Benzodiazepines lead to a state of drowsiness, confusion and general lack of concentration and inhibition. They produce matching physical effects, such as low blood pressure, respiratory depression and problems with coordination. Withdrawal is dangerous and can produce fitting, hallucinations and a reduction in consciousness; a slow reduction in usage of the drug is required, and a successful withdrawal can take months.

Cannabis produces a euphoric, relaxed state along with an altered perception of time, but may also produce a drug-induced psychosis or trigger the relapse of a psychotic illness. Withdrawal leads to irritability, tremor, sweating and craving of the drug.

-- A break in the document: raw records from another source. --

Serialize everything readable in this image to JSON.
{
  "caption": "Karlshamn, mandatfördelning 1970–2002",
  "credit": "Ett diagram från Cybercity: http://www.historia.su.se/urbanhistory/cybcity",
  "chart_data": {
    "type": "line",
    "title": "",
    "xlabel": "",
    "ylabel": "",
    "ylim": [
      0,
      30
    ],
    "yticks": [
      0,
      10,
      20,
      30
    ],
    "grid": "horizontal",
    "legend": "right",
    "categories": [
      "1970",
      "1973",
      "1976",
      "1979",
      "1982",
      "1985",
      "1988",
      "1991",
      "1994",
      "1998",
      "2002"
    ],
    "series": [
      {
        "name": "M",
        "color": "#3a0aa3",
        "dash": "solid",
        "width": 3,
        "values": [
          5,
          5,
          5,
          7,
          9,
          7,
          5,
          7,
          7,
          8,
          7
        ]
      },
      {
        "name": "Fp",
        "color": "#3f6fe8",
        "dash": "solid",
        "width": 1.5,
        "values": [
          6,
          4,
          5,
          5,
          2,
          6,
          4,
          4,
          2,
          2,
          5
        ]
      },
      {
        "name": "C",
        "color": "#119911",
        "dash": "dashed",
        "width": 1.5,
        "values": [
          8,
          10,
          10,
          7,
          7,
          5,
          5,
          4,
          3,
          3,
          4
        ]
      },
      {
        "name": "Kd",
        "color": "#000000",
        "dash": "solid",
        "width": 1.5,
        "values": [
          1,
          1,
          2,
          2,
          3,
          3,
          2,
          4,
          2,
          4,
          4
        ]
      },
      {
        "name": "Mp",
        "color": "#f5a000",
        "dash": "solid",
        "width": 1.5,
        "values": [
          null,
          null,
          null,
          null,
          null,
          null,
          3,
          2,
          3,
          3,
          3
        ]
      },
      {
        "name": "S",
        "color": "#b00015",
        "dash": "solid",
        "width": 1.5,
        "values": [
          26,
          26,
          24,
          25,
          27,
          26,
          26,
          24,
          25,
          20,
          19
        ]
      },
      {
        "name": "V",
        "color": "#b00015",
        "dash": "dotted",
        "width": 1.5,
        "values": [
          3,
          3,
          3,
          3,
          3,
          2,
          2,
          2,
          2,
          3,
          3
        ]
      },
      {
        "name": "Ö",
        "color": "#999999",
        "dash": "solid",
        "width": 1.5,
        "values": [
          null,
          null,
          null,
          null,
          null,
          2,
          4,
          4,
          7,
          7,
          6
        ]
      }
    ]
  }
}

Hallucinogenic drugs such as LSD and psilocybin mushrooms produce hallucinations as would be expected. However, users suffer from chronic flashbacks, and using the drugs may produce a psychotic state, paranoid ideas or even suicidal or homicidal ideation. The hallucinogens are not thought to produce withdrawal symptoms.


1 International Classification of Diseases, 10th Revision.
2 Unless, of course, they live above a nightclub.
3 Flicking of the eyes from side to side, giving the impression that the room is moving.
4 If you're not sure why this might be unpleasant, ask a glass of water.
5 A neurological condition caused by thiamine deficiency that is common in chronic alcoholics.
6 Swollen vessels in the gut wall which are prone to bleeding.
7 Alpha-receptor agonists stimulate receptors usually targeted by adrenaline and noradrenaline, and which control a variety of 'autonomic' responses such as pupil dilation/constriction, sweating, heart rate and blood pressure.